Selbstzufriedenheit angesichts von Komplexität

Unter der oberflächlichen Ruhe verbirgt sich ein Dickicht von Unsicherheiten, das die Märkte nur allzu bereitwillig zu ignorieren scheinen. Dazu gehört vor allem der anhaltende Zollkrieg, eine ungelöste geopolitische Bruchlinie, die weiterhin einen langen Schatten wirft. Da im August eine neue Frist abläuft und kaum etwas über die Struktur oder den Inhalt eines eventuellen Handelsabkommens bekannt ist, bleibt die makroökonomische Lage trübe. Diese Undurchsichtigkeit wirkt sich insbesondere auf die Inflation aus - ein zentrales Anliegen der Fed -, die nach wie vor von unvorhersehbaren Tarifentwicklungen abhängt.

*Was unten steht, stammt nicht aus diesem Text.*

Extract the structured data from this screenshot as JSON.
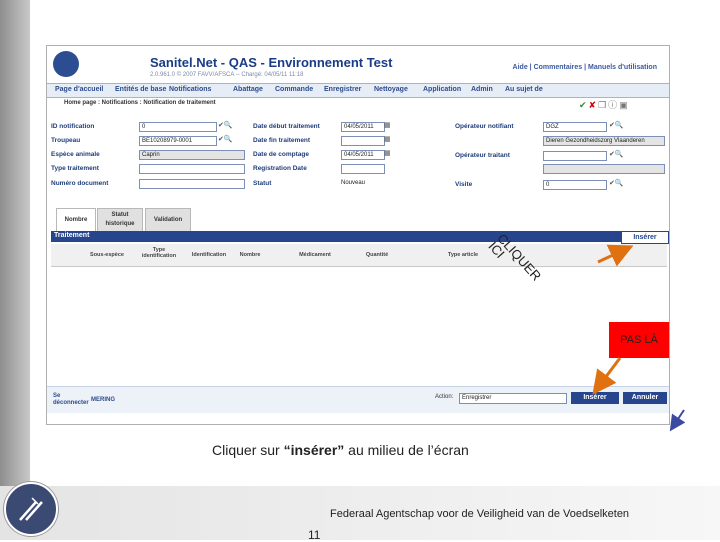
{
  "app": {
    "title": "Sanitel.Net - QAS - Environnement Test",
    "subtitle": "2.0.961.0 © 2007 FAVV/AFSCA -- Chargé: 04/05/11 11:18",
    "help_links": "Aide | Commentaires | Manuels d'utilisation"
  },
  "menu": [
    "Page d'accueil",
    "Entités de base",
    "Notifications",
    "Abattage",
    "Commande",
    "Enregistrer",
    "Nettoyage",
    "Application",
    "Admin",
    "Au sujet de"
  ],
  "breadcrumb": "Home page : Notifications : Notification de traitement",
  "form": {
    "id_notification": {
      "label": "ID notification",
      "value": "0"
    },
    "troupeau": {
      "label": "Troupeau",
      "value": "BE10208979-0001"
    },
    "espece_animale": {
      "label": "Espèce animale",
      "value": "Caprin"
    },
    "type_traitement": {
      "label": "Type traitement",
      "value": ""
    },
    "numero_document": {
      "label": "Numéro document",
      "value": ""
    },
    "date_debut": {
      "label": "Date début traitement",
      "value": "04/05/2011"
    },
    "date_fin": {
      "label": "Date fin traitement",
      "value": ""
    },
    "date_comptage": {
      "label": "Date de comptage",
      "value": "04/05/2011"
    },
    "registration_date": {
      "label": "Registration Date",
      "value": ""
    },
    "statut": {
      "label": "Statut",
      "value": "Nouveau"
    },
    "operateur_notifiant": {
      "label": "Opérateur notifiant",
      "value": "DGZ"
    },
    "operateur_notifiant_name": "Dieren Gezondheidszorg Vlaanderen",
    "operateur_traitant": {
      "label": "Opérateur traitant",
      "value": ""
    },
    "visite": {
      "label": "Visite",
      "value": "0"
    }
  },
  "tabs": [
    "Nombre",
    "Statut historique",
    "Validation"
  ],
  "table": {
    "title": "Traitement",
    "insert_label": "Insérer",
    "columns": [
      "Sous-espèce",
      "Type identification",
      "Identification",
      "Nombre",
      "Médicament",
      "Quantité",
      "Type article"
    ]
  },
  "bottom": {
    "disconnect": "Se déconnecter",
    "user": "MERING",
    "action_label": "Action:",
    "action_value": "Enregistrer",
    "btn_inserer": "Insérer",
    "btn_annuler": "Annuler"
  },
  "annotations": {
    "clique": "CLIQUER ICI",
    "pas_la": "PAS LÀ",
    "caption_prefix": "Cliquer sur ",
    "caption_bold": "“insérer”",
    "caption_suffix": " au milieu de l’écran"
  },
  "footer": {
    "agency": "Federaal Agentschap voor de Veiligheid van de Voedselketen",
    "page": "11"
  },
  "colors": {
    "primary": "#26458c",
    "accent_red": "#ff0000",
    "arrow": "#e07010"
  }
}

Während der Konsens immer noch zur Lockerung tendiert, ist die Rhetorik der Fed zunehmend uneinheitlich. In der Zwischenzeit ist die politische Einmischung - insbesondere der Druck von Präsident Trump auf die nominell unabhängige Fed - nicht unbemerkt geblieben und hat die geldpolitischen Aussichten noch unberechenbarer gemacht.

 Außerdem sind die viel gepriesenen fiskalischen Anreize möglicherweise weniger wirksam als die Schlagzeilen vermuten lassen. In den USA werden mit einem großen Teil des Pakets lediglich bestehende Steuersenkungen verlängert, anstatt der Wirtschaft neues Kapital zuzuführen. Unternehmen, die bereits mit hohen Refinanzierungskosten und politischer Ungewissheit zu kämpfen haben, werden ihre Investitionsausgaben unter diesen Bedingungen wahrscheinlich nicht erhöhen.

 

Geografische Differenzierung: Eine Verschiebung zugunsten von EuropeanCredit

Eines der hartnäckigsten Missverständnisse über Kreditmärkte ist die Annahme, dass sie einheitlich, homogen und weitgehend synchronisiert sind. Viele Anleger neigen dazu, von "Credit" als einer einzigen Anlageklasse zu sprechen und dabei Geografien, Sektoren, Laufzeiten und sogar Instrumente in einen Topf zu werfen. In Wahrheit sind die Kreditmärkte alles andere als monolithisch. Sie sind komplex, fragmentiert und voller Dispersion und bieten eine reichhaltige und abwechslungsreiche Landschaft, die eine sorgfältige Auswahl und Kalibrierung erfordert.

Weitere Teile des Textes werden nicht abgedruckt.